K-Means

density modeling 중 nonparametric방식으로 latent data 없이 모두 관측 가능한 데이터셋에 대해 적용하는 기법이다.

latent variable이 있거나 never observed 되는 부분이 있는 데이터라면 latent variable models이라고 부른다.

 

Clustering

비슷한 데이터끼리 집합으로 모으는 방식으로 다른 집합끼리는 데이터끼리도 서로 다르다.

label없이 데이터의 유사도끼리 grouping 하는 걸 clustering 이라고 한다. 이때 유사도를 어떤 metric으로 결정하냐에 따라서 다양한 cluster가 생성된다.

위의 예시는 multiple modes가 있으므로 multimodal distribution이라고 부른다.

 

k-means intuition

• If we know the cliuster assignment, then know means
• If we know the means, then know cluster assignment
• chicken and egg problem
• NP hard -> heuristic : start randomly and alternate between two

Alogrithm

1. Initialization : 클러스터 중심을 랜덤으로 초기화
   Set K cluster means \(m_1,\cdots,m_k\) to random values.
2. Repeat two step
   • Assignment step : 각 데이터에 가까운 클러스터를 부여
     Each data point \(x^{(n)}\) assigned to nearest mean
     \(\hat{k}^n=\underset{k}{argmin} d(m_k,x^{(n)})\) with L2
     Responsbilities (1-hot encoding)
     \(\gamma^{(n)}_k=1 \leftrightarrow \hat{k}^{(n)}=k\)
   • Refitting step : 클러스터 중심을 부여받은 쪽으로 수정
     \(m_k=\frac{sum_n\gamma^{(n)}_kx^{(n)}}{sum_n \gamma^{(n)}_k}\)

K-means objective:

Find cluster centers m and assignments r to minimize the sum of L2 distance of data points to their assigned cluster centers.

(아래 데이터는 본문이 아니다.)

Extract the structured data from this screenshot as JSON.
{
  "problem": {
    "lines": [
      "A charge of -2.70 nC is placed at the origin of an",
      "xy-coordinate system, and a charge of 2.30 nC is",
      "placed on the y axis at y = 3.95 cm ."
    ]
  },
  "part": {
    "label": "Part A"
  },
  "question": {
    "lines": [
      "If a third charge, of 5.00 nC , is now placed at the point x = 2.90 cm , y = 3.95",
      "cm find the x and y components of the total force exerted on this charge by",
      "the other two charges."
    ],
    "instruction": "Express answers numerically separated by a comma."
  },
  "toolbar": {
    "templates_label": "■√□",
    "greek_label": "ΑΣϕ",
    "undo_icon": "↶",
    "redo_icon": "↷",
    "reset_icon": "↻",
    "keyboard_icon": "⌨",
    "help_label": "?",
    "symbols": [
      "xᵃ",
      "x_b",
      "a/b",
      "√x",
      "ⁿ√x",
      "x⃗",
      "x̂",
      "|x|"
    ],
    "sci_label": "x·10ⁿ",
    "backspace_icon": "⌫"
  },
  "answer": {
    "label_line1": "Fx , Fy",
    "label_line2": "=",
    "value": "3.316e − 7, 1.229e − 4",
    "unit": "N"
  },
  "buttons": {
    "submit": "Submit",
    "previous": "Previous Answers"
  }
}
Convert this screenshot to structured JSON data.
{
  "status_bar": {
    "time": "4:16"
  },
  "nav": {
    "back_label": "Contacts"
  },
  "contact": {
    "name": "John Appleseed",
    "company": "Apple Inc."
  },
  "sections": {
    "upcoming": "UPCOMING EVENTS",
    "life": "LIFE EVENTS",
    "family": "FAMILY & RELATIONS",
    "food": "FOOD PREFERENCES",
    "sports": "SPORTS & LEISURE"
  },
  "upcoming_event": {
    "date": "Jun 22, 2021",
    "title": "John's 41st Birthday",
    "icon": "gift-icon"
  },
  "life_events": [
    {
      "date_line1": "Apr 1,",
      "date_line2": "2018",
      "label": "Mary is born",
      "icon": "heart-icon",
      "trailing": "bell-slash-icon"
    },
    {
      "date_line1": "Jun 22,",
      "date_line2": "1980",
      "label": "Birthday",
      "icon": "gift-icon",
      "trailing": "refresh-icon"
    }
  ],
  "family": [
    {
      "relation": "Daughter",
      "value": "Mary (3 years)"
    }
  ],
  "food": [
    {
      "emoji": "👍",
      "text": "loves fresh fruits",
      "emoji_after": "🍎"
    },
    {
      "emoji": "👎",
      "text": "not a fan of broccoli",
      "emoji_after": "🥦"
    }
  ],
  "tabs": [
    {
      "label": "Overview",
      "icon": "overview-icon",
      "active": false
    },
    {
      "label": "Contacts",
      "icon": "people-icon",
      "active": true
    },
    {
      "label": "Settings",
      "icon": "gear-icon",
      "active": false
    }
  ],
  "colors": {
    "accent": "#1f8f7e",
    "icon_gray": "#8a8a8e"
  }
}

\(\underset{\{m\},\{r\}}{min}J(\{m\},\{r\})=\underset{\{m\},\{r\}}{min}\sum_{n=1}^N\sum_{k=1}^Kr_k^{(n)}||m_k-x^{(n)}||^2\)

\(s.t.\sum_kr^{(n)}_k=1,\forall n,where r^{(n)}_k\in\{0,1\},\forall k,n\)

\(where r^{(n)}_k=1\) means that \(x^{(n)}\) is assigned to cluster k with center\(m_k\)

 

Optimization method is a form of coordinate descent ("block coordinate descent")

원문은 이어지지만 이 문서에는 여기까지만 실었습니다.